Minha pele ardeu de vergonha. Eu baixei os olhos, pronta para me encolher de novo. Mas, antes que o silêncio me esmagasse, ouvi a voz firme dele.

— Por que você está sendo desagradável com a sua irmã? — Leon perguntou, olhando direto para Lilibet.

O mundo parou. Foi a primeira vez que alguém me defendeu.

Naquele instante, algo floresceu em mim. Eu me apaixonei. Não pelos olhos azuis, nem pela beleza que todos enxergaram — mas porque ele me viu. Ele me viu de verdade.

O Jantar do Destino

Ele me olhou diretamente, os olhos azuis firmes nos meus, como se não houvesse ninguém mais na sala.

— Você é a Ivy, não é?

Engoli em seco e apenas assenti.

Um sorriso discreto surgiu em seus lábios.

— Nossa… você cresceu. Já é uma moça. A última vez que a vi, sua mãe ainda estava aqui conosco. Quando foi mesmo, vovô? Foi quando assinamos aquele contrato, não foi?

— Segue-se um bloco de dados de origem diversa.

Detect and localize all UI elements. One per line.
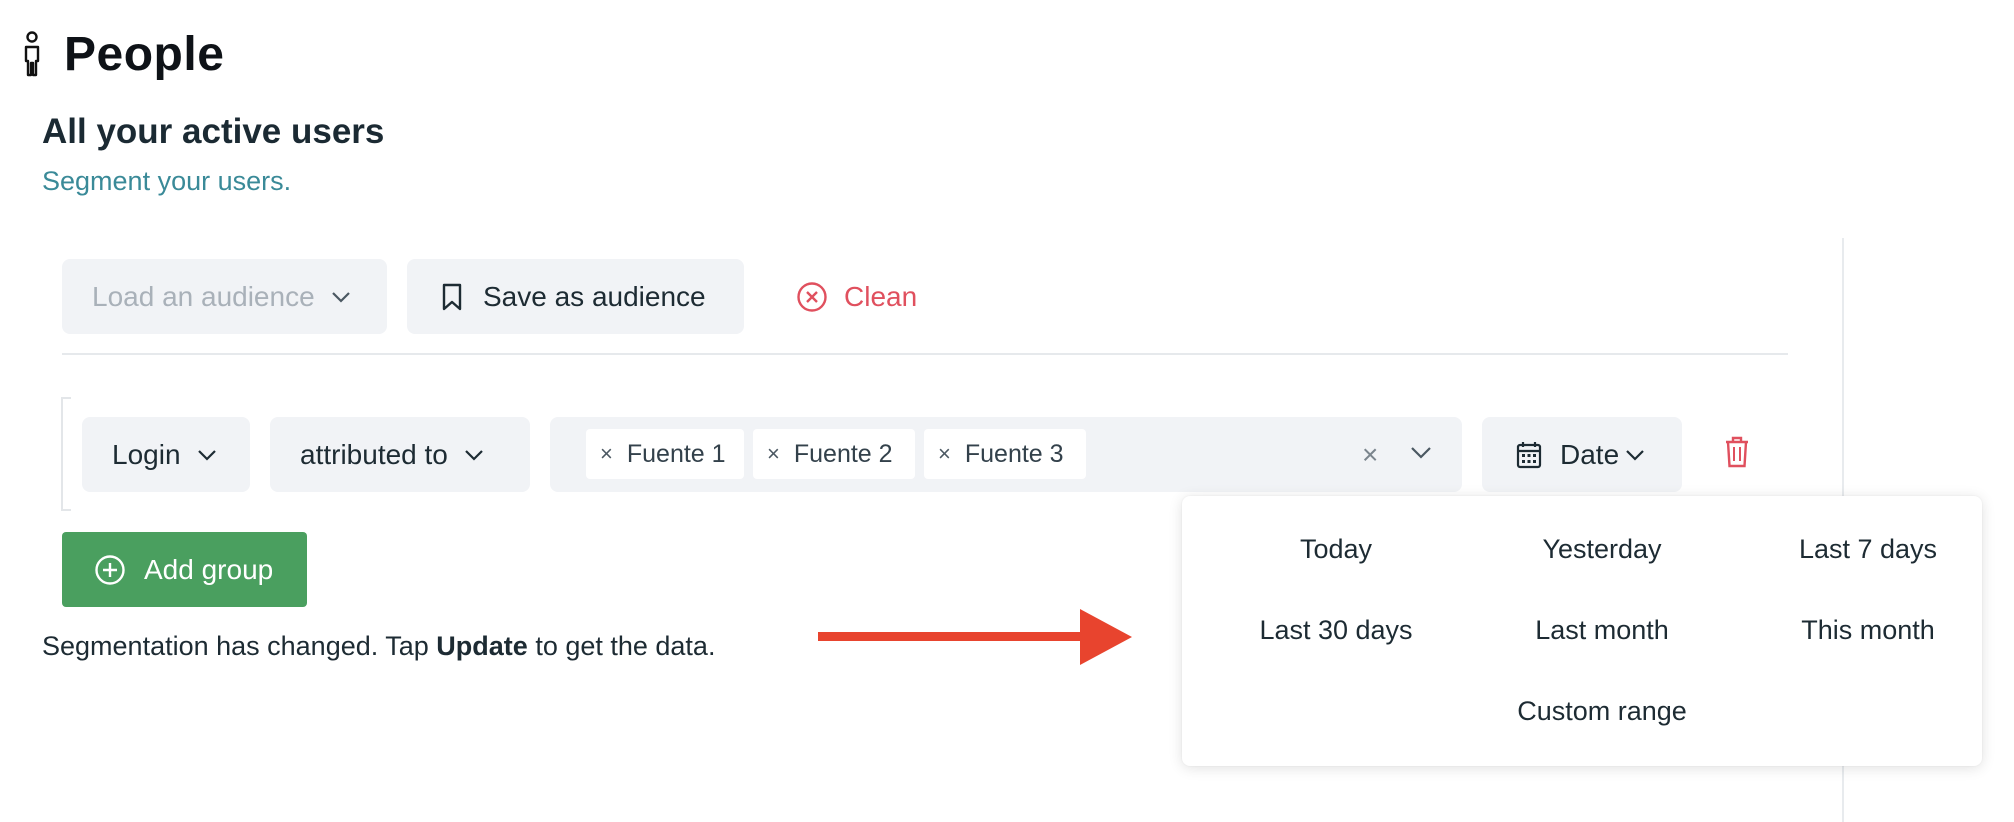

O senhor Clifford, sentado com a postura de patriarca, confirmou com um leve aceno:

— Sim, Leon. Foi exatamente naquele dia. Ivy, minha querida… você sabe que é a noiva do meu neto, não sabe? Quando completar vinte e um anos, vocês se casarão.

O barulho dos talheres caiu sobre a mesa. Lilibet deu um salto, os pés batendo no chão como uma criança mimada.

— O quê?! Como assim ela vai se casar com ele? Ele é lindo e ela é horrorosa!

O silêncio congelou a sala. Eu quis desaparecer, engolir o choro que queimava a garganta. Mas então a voz firme do Leon cortou o ar:

— Lilibet, basta. O meu avô fechou um acordo com o avô da Ivy, e eu vou honrar esse compromisso.

Ela arregalou os olhos, indignada, mas ele continuou, firme:

— Se você vê a Ivy apenas pelo exterior, é porque não enxerga nada além da superfície. Eu a vejo de outra forma.

Meu coração parou. Ninguém nunca tinha dito isso sobre mim.

Leon virou-se então para meu pai, o olhar sério:

— Com todo respeito, Jeffrey, a sua filha Lilibet é extremamente desagradável. Não sabe se portar, é deselegante, e jamais deveria ser permitida a desfazer da irmã desse jeito, ainda mais diante de convidados.

O rosto de Clarice endureceu, os lábios trêmulos de fúria. Meu pai pigarreou, incomodado, e limitou-se a dizer:

— Lilibet, pare com isso. Se comporte. Esses não são modos.

Foi a única coisa que saiu da boca dele.

Eu abaixei os olhos, tentando esconder o rubor que subia ao meu rosto. Mas dentro de mim, uma chama acendia. Pela primeira vez, alguém me defendera. Pela primeira vez, eu não me senti invisível.

E foi ali, naquele jantar, diante da fúria da Clarice, da indignação de Lilibet e do silêncio resignado do meu pai, que eu soube: eu estava apaixonada por Leon.